Déjà, cela montre ou rappelle à quel point la philosophie et la politique sont proches, et peuvent mutuellement s’influencer. Le point positif, c’est que cela permet de désacraliser la philosophie : ce n’est pas une bande de dingues qui s’astiquent en rond sans contact avec l’extérieur. La philosophie, l’exercice de pensée, a des conséquences concrètes sur la société : c’est un des éléments qui contribuent au progrès et à la connaissance.

Que l’on soit d’accord ou non avec une philosophie particulière, il serait absurde de prétendre qu’elle n’a aucun intérêt. Une philosophie, aussi extrémiste, aussi aberrante soit-elle, présente l’avantage d’ouvrir une réflexion ; ce n’est pas encore une doctrine. Elle peut expliquer les choses à faire, mais aussi montrer (même involontairement) ce qu’il ne faudrait pas faire.

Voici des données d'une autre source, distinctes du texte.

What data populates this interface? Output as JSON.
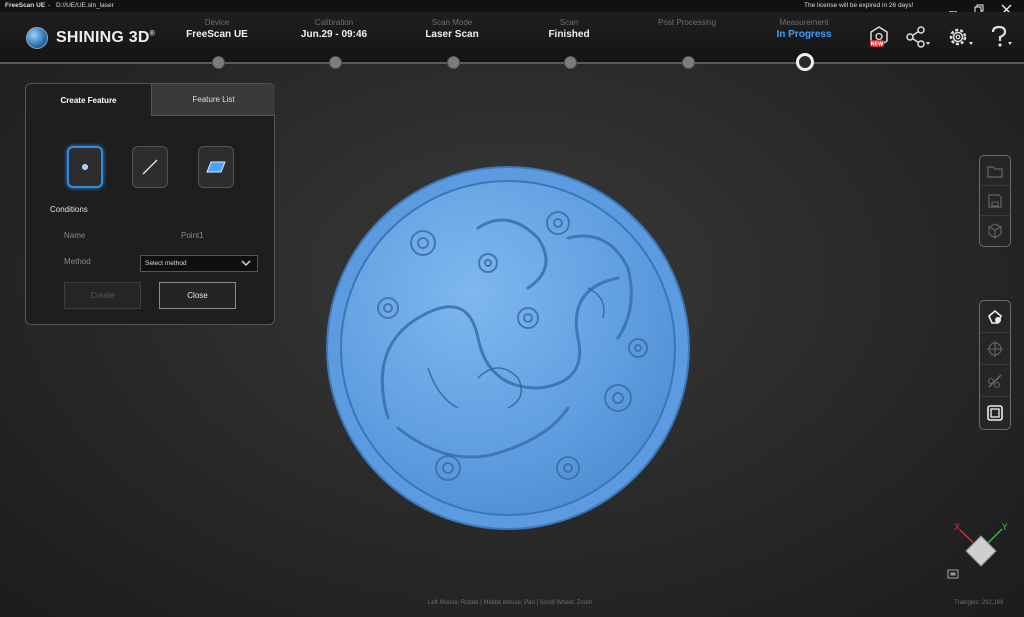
{
  "titlebar": {
    "app": "FreeScan UE",
    "separator": "-",
    "path": "D://UE/UE.sln_laser",
    "license": "The license will be expired in 26 days!"
  },
  "header": {
    "logo_text": "SHINING 3D",
    "logo_reg": "®",
    "steps": [
      {
        "label": "Device",
        "value": "FreeScan UE"
      },
      {
        "label": "Calibration",
        "value": "Jun.29 - 09:46"
      },
      {
        "label": "Scan Mode",
        "value": "Laser Scan"
      },
      {
        "label": "Scan",
        "value": "Finished"
      },
      {
        "label": "Post Processing",
        "value": ""
      },
      {
        "label": "Measurement",
        "value": "In Progress"
      }
    ],
    "icons": [
      "new-feature-icon",
      "share-icon",
      "settings-icon",
      "help-icon"
    ],
    "new_badge": "NEW"
  },
  "panel": {
    "tabs": [
      "Create Feature",
      "Feature List"
    ],
    "feature_types": [
      "point-feature-icon",
      "line-feature-icon",
      "plane-feature-icon"
    ],
    "conditions_label": "Conditions",
    "name_label": "Name",
    "name_value": "Point1",
    "method_label": "Method",
    "method_value": "Select method",
    "create_label": "Create",
    "close_label": "Close"
  },
  "footer": {
    "hint": "Left Mouse: Rotate | Middle Mouse: Pan | Scroll Wheel: Zoom",
    "triangles": "Triangles: 292,168"
  },
  "axis": {
    "x": "X",
    "y": "Y"
  },
  "colors": {
    "accent": "#3aa2ff",
    "model": "#6aa8e8"
  }
}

Malheureusement, lorsque la société est en situation de paresse intellectuelle (comme c’est indubitablement le cas actuellement), le passage de la simple philosophie à la doctrine sociale est facilité. La réflexion est laissée à certains (comme Land), et pour peu qu’elle corresponde au pouvoir en place (technophile et capitaliste), c’est très facile de la transformer en doctrine, sans même avoir besoin de reprendre le jargon indigeste que le peuple ne comprendrait pas (et que le gouvernement n’a besoin de comprendre que dans la forme). Un jargon forgé de néologismes et de réchauffés auto-masturbatoires tels que “Lumières sombres”, “hyperstition” ou encore “accélérationnisme”, donnant de fait ses lettres de “noblesse” à l’image que l’on se fait des philosophes, mentionnée plus haut.

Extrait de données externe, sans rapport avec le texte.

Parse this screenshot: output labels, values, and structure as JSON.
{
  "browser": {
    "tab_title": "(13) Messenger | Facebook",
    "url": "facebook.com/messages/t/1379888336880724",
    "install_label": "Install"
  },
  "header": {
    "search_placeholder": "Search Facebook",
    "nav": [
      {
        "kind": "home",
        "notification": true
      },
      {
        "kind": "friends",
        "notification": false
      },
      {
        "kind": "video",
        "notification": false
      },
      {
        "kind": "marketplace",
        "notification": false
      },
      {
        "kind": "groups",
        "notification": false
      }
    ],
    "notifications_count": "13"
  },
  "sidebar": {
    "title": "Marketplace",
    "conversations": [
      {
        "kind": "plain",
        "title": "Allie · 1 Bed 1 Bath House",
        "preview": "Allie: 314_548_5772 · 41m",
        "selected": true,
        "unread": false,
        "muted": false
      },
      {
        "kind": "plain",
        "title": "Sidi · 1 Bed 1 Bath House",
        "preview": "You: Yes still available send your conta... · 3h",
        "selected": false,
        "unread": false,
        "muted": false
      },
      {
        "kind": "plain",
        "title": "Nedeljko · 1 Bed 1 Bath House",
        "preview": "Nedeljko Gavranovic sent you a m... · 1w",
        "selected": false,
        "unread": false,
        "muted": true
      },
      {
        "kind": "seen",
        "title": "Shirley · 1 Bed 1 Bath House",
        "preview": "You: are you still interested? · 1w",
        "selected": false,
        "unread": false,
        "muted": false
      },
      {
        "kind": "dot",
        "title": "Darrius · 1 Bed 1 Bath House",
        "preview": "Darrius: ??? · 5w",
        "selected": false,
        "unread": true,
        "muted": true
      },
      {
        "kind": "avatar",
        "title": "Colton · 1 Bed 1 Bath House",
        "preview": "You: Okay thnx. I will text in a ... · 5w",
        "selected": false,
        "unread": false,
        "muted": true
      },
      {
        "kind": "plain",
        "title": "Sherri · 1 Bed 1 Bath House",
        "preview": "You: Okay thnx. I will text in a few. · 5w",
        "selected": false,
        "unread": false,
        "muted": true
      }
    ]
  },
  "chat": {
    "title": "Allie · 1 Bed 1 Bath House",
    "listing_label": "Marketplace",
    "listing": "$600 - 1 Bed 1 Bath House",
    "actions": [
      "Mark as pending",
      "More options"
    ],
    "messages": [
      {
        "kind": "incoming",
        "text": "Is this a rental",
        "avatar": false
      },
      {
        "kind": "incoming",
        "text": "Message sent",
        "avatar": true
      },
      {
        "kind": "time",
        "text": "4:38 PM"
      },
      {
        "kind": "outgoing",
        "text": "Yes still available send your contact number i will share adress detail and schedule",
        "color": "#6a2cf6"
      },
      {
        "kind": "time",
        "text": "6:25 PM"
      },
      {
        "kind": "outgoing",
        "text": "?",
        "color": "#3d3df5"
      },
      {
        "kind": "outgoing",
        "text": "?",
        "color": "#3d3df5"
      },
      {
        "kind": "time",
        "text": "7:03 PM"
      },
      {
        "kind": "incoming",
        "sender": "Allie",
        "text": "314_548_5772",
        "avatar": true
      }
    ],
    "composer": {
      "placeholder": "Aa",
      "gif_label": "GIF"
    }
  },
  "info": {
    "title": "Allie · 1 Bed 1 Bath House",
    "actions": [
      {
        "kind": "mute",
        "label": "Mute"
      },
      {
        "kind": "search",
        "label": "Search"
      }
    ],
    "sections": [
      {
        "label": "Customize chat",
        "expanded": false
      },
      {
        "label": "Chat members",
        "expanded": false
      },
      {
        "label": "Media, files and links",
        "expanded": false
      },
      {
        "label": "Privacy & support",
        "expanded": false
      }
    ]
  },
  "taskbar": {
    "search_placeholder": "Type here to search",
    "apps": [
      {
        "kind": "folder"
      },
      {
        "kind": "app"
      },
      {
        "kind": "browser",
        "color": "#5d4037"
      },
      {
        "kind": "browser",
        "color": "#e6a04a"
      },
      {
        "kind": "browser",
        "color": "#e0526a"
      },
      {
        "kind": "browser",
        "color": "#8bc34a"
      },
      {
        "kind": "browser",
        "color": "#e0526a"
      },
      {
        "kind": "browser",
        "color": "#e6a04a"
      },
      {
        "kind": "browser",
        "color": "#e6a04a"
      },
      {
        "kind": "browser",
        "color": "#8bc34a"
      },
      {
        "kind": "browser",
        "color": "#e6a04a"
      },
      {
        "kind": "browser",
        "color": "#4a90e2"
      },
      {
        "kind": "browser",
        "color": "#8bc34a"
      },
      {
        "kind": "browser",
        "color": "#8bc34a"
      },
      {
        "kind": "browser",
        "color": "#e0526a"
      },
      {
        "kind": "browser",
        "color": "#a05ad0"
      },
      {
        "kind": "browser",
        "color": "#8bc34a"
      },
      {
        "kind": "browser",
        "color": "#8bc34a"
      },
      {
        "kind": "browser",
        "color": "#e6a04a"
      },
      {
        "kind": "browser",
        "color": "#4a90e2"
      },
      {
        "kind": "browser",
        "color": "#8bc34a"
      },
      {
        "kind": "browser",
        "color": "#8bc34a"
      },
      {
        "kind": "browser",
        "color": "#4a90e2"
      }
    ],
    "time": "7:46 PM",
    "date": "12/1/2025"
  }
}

Or, Nick Land a des idées ouvertement antiégalitaires, racistes, antidémocratiques.

Cruelle ironie, Land est un partisan du “réalisme spéculatif” qui affirme, en substance, “qu’il existe une réalité indépendamment de nos représentations ou de notre subjectivité”. C’est — presque — ce que je formule dans le troisième axiome de l’anankéisme, sans avoir besoin de recourir à des théories issues de la “contre-culture” rave, l’occultisme ou des idéologies extrémistes.